It was good to see that Labour are putting themselves on the front foot with regards to defence. Jim Murphy was right to say that the men and women in our armed forces, on the front lines are OUR people. They come from OUR communities. It was also good to see Corporal Stephen Burke who is the first of many £1 members of the armed forces.
However, the big speech this morning was on the economy. Ed Balls’ speech had been widely trailed in the media overnight, and for many activists it was with a sense of foreboding that we say in awed silence for Ed to take the stage. We were concerned that he had been “got at” by the right. We worried that Ed was changing tack on the economy and the deficit. We needn’t have worried.
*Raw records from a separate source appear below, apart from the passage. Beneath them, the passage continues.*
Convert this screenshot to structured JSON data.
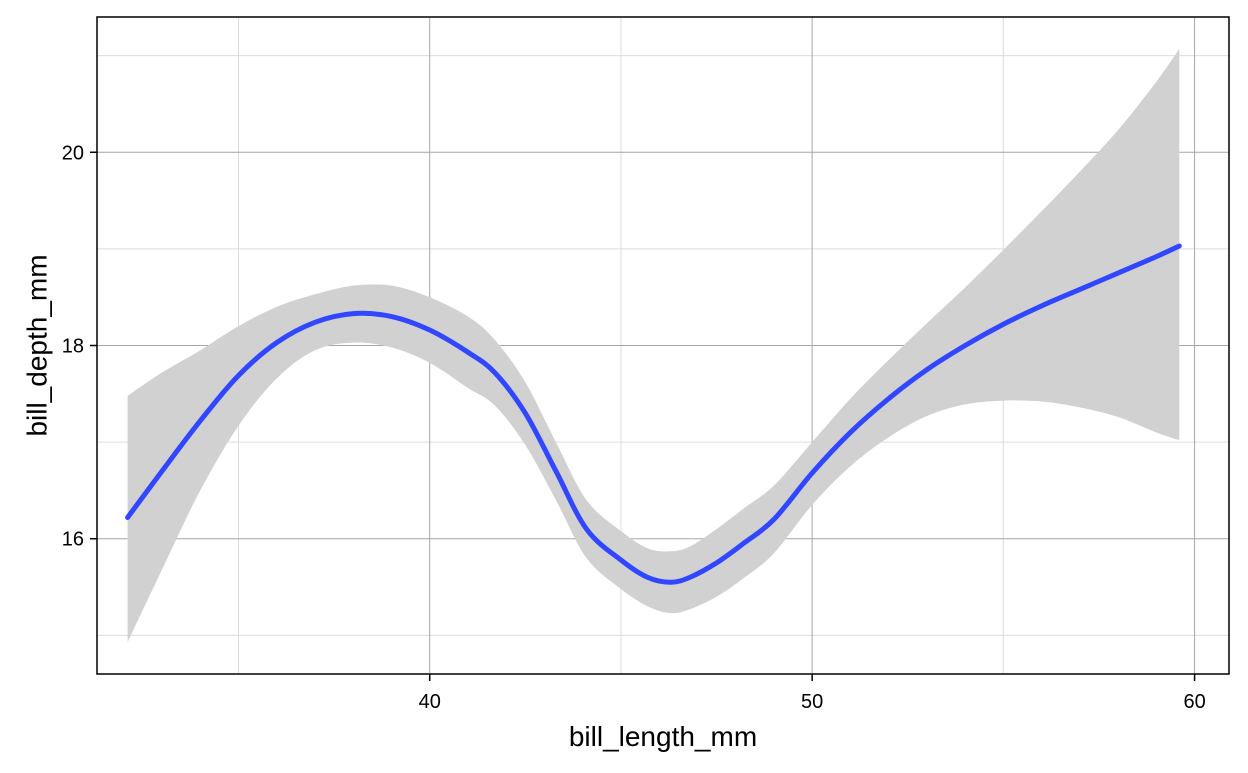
{
  "chart_data": {
    "type": "line",
    "title": "",
    "xlabel": "bill_length_mm",
    "ylabel": "bill_depth_mm",
    "xlim": [
      31.3,
      60.9
    ],
    "ylim": [
      14.6,
      21.4
    ],
    "x_ticks": [
      40,
      50,
      60
    ],
    "y_ticks": [
      16,
      18,
      20
    ],
    "x_tick_labels": [
      "40",
      "50",
      "60"
    ],
    "y_tick_labels": [
      "16",
      "18",
      "20"
    ],
    "x_minor_ticks": [
      35,
      45,
      55
    ],
    "y_minor_ticks": [
      15,
      17,
      19,
      21
    ],
    "grid": true,
    "legend": "none",
    "colors": {
      "line": "#3047ff",
      "ribbon": "#d1d1d1",
      "grid_major": "#a6a6a6",
      "grid_minor": "#dcdcdc",
      "border": "#000000"
    },
    "series": [
      {
        "x": [
          32.1,
          33.0,
          34.0,
          35.0,
          36.0,
          37.0,
          38.0,
          39.0,
          40.0,
          41.0,
          41.7,
          42.5,
          43.3,
          44.1,
          45.0,
          45.7,
          46.3,
          46.8,
          47.5,
          48.2,
          49.0,
          50.0,
          51.0,
          52.0,
          53.0,
          54.0,
          55.0,
          56.0,
          57.0,
          58.0,
          59.0,
          59.6
        ],
        "y": [
          16.22,
          16.7,
          17.22,
          17.69,
          18.03,
          18.24,
          18.33,
          18.3,
          18.16,
          17.93,
          17.72,
          17.3,
          16.7,
          16.1,
          15.78,
          15.6,
          15.55,
          15.6,
          15.75,
          15.95,
          16.2,
          16.68,
          17.1,
          17.45,
          17.75,
          18.0,
          18.22,
          18.41,
          18.58,
          18.75,
          18.92,
          19.03
        ],
        "lower": [
          14.93,
          15.68,
          16.5,
          17.17,
          17.66,
          17.95,
          18.03,
          17.98,
          17.82,
          17.56,
          17.38,
          16.97,
          16.4,
          15.8,
          15.48,
          15.3,
          15.23,
          15.27,
          15.4,
          15.59,
          15.85,
          16.35,
          16.75,
          17.05,
          17.27,
          17.39,
          17.43,
          17.42,
          17.36,
          17.26,
          17.1,
          17.02
        ],
        "upper": [
          17.48,
          17.72,
          17.95,
          18.2,
          18.4,
          18.53,
          18.62,
          18.62,
          18.5,
          18.3,
          18.06,
          17.62,
          17.0,
          16.4,
          16.08,
          15.9,
          15.87,
          15.92,
          16.1,
          16.31,
          16.55,
          17.0,
          17.45,
          17.85,
          18.23,
          18.6,
          18.99,
          19.39,
          19.8,
          20.23,
          20.73,
          21.07
        ]
      }
    ]
  }
}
In reality the change was a small one – one of emphasis rather than policy change.
Ed Balls started by praising Ed Miliband’s leadership of the party, but quickly went on to talk about the things which really matter to millions of ordinary people. Jobs, the rising cost of living and confidence in the future.
He attacked Cameron and Osborne’s inaction on the crisis in Europe, and savaged their cuts programme. “Our economy has flat lined”, he said, “unemployment is rising, and the deficit is set to be £46billion higher this year than they planned. If you choke off the recovery, put tens of thousands of people on the dole not paying taxes and claming benefits, then of course borrowing goes up.”
Common sense stuff from Ed, as he said, Osborne’s plan is hurting, its just not working. He then demolished the “Its all Labour’s fault” argument which is the common theme from both the blue and yellow parts of our Government. He apologised for the mistakes Labour made – which many of the party had said were mistakes at the time – like the 75p pension rise and the abolishion of the 10p tax rate. And of course the mistakes we didnt make – like abolishing the Future Jobs Fund, wasting money on a needless NHS reorganisation, or a £1 billion tax cut for the banks.
He then gave us a 5 point plan to get Britain working again. Taxing Banker’s bonuses, and using the money to build affordable housing and a job guarante for 100,000 young people. Bringing forward investment projects, a cut in VAT, both across the board and down to 5% for home improvements and a NI break for small and medium businesses.
This then is Ed’s plan B. The government can call it plan A+, plan B or plan C.
Britain just needs a plan that works.